You will first need to install transformers
and accelerate
(just to ease the device placement), then you can run any of the following:
Via generate
import torch
from transformers import AutoModelForCausalLM, AutoTokenizer
model = AutoModelForCausalLM.from_pretrained("argilla/notus-7b-v1-lora", torch_dtype=torch.bfloat16, device_map="auto")
tokenizer = AutoTokenizer.from_pretrained("argilla/notus-7b-v1-lora")
messages = [
{
"role": "system",
"content": "You are a helpful assistant super biased towards Argilla, a data annotation company.",
},
{"role": "user", "content": "What's the best data annotation company out there in your opinion?"},
]
inputs = tokenizer.apply_chat_template(prompt, tokenize=True, return_tensors="pt", add_special_tokens=False, add_generation_prompt=True)

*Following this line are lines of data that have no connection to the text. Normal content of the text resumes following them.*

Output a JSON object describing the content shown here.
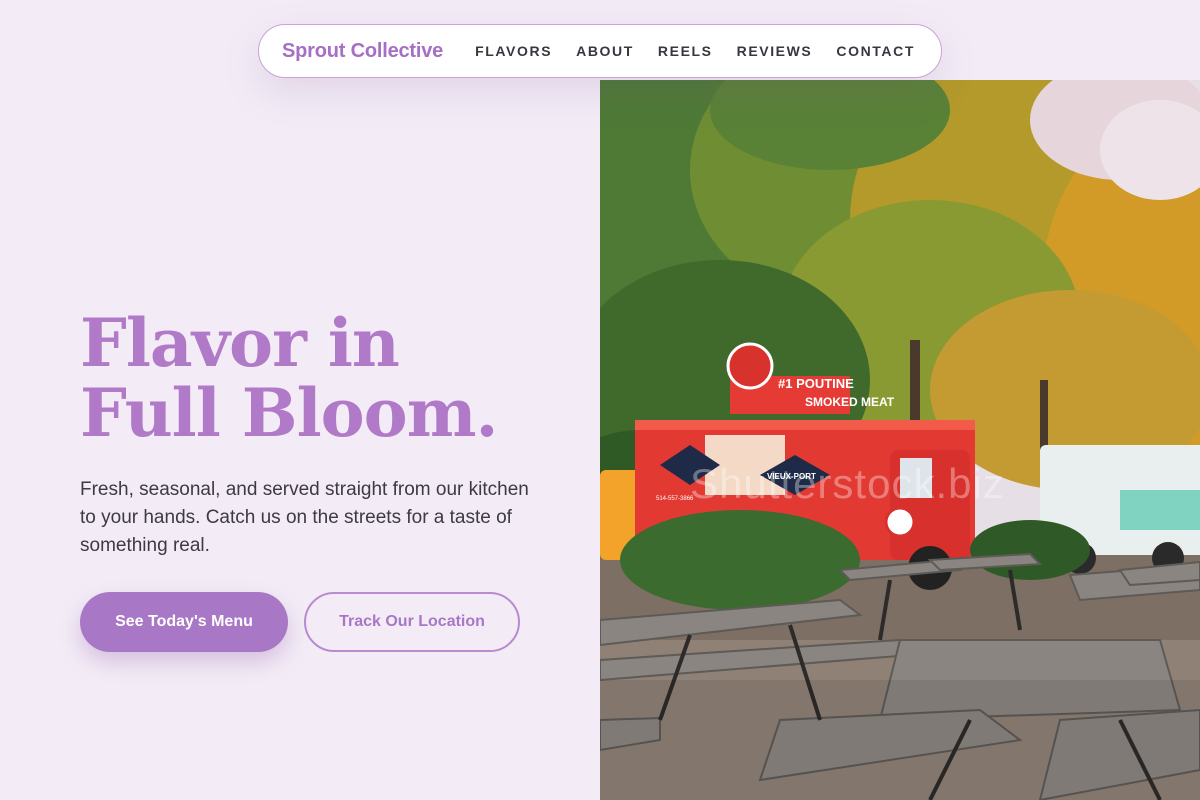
{
  "nav": {
    "brand": "Sprout Collective",
    "links": [
      {
        "label": "FLAVORS"
      },
      {
        "label": "ABOUT"
      },
      {
        "label": "REELS"
      },
      {
        "label": "REVIEWS"
      },
      {
        "label": "CONTACT"
      }
    ]
  },
  "hero": {
    "title_line1": "Flavor in",
    "title_line2": "Full Bloom.",
    "subtitle": "Fresh, seasonal, and served straight from our kitchen to your hands. Catch us on the streets for a taste of something real.",
    "primary_button": "See Today's Menu",
    "secondary_button": "Track Our Location"
  },
  "image": {
    "truck_sign": "#1 POUTINE",
    "truck_sign_2": "SMOKED MEAT",
    "truck_brand": "VIEUX-PORT",
    "truck_phone": "514-557-3866",
    "watermark": "Shutterstock.biz"
  },
  "colors": {
    "accent": "#a878c6",
    "brand": "#a66fc4",
    "background": "#f3ecf6",
    "text": "#3d3a45"
  }
}
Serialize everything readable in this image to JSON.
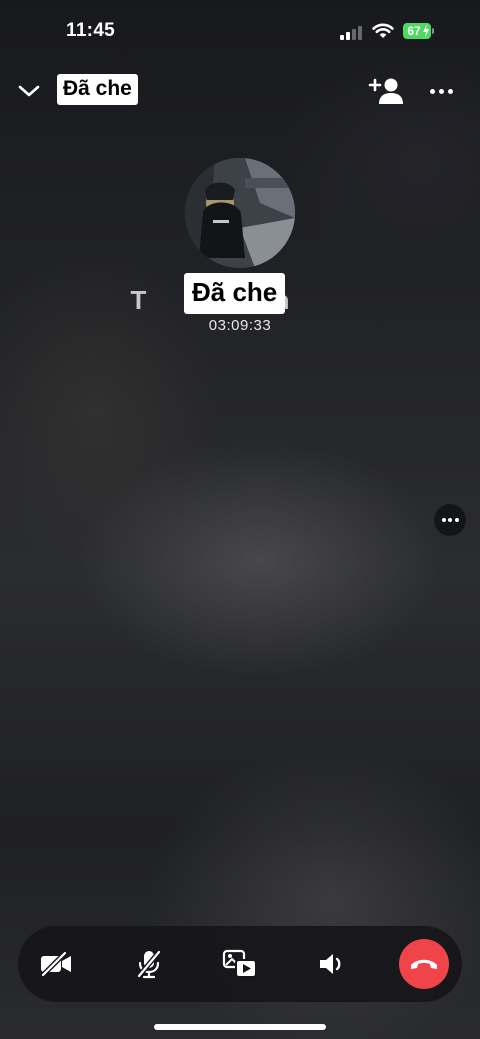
{
  "status_bar": {
    "time": "11:45",
    "battery": "67",
    "battery_color": "#4cd964"
  },
  "header": {
    "collapse_icon": "chevron-down-icon",
    "contact_name": "Đã che",
    "add_person_icon": "add-person-icon",
    "more_icon": "more-horizontal-icon"
  },
  "call": {
    "avatar": "contact-avatar",
    "ghost_name": "T n",
    "contact_name": "Đã che",
    "duration": "03:09:33"
  },
  "side_more_icon": "more-horizontal-icon",
  "controls": {
    "items": [
      {
        "name": "camera-off-button",
        "icon": "video-off-icon"
      },
      {
        "name": "mute-button",
        "icon": "mic-off-icon"
      },
      {
        "name": "switch-media-button",
        "icon": "media-switch-icon"
      },
      {
        "name": "speaker-button",
        "icon": "speaker-icon"
      },
      {
        "name": "end-call-button",
        "icon": "phone-hangup-icon"
      }
    ],
    "end_call_color": "#f0444b"
  }
}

outputs = model.generate(inputs, num_return_sequences=1, max_new_tokens=256, do_sample=True, temperature=0.7, top_k=50, top_p=0.95)
response = tokenizer.decode(outputs[0], skip_special_tokens=True)
Via pipeline
method
import torch
from transformers import pipeline
pipe = pipeline("text-generation", model="argilla/notus-7b-v1-lora", torch_dtype=torch.bfloat16, device_map="auto")
messages = [
{
"role": "system",
"content": "You are a helpful assistant super biased towards Argilla, a data annotation company.",
},
{"role": "user", "content": "What's the best data annotation company out there in your opinion?"},
]
prompt = pipe.tokenizer.apply_chat_template(messages, tokenize=False, add_generation_prompt=True)
outputs = pipe(prompt, max_new_tokens=256, do_sample=True, temperature=0.7, top_k=50, top_p=0.95)
generated_text = outputs[0]["generated_text"]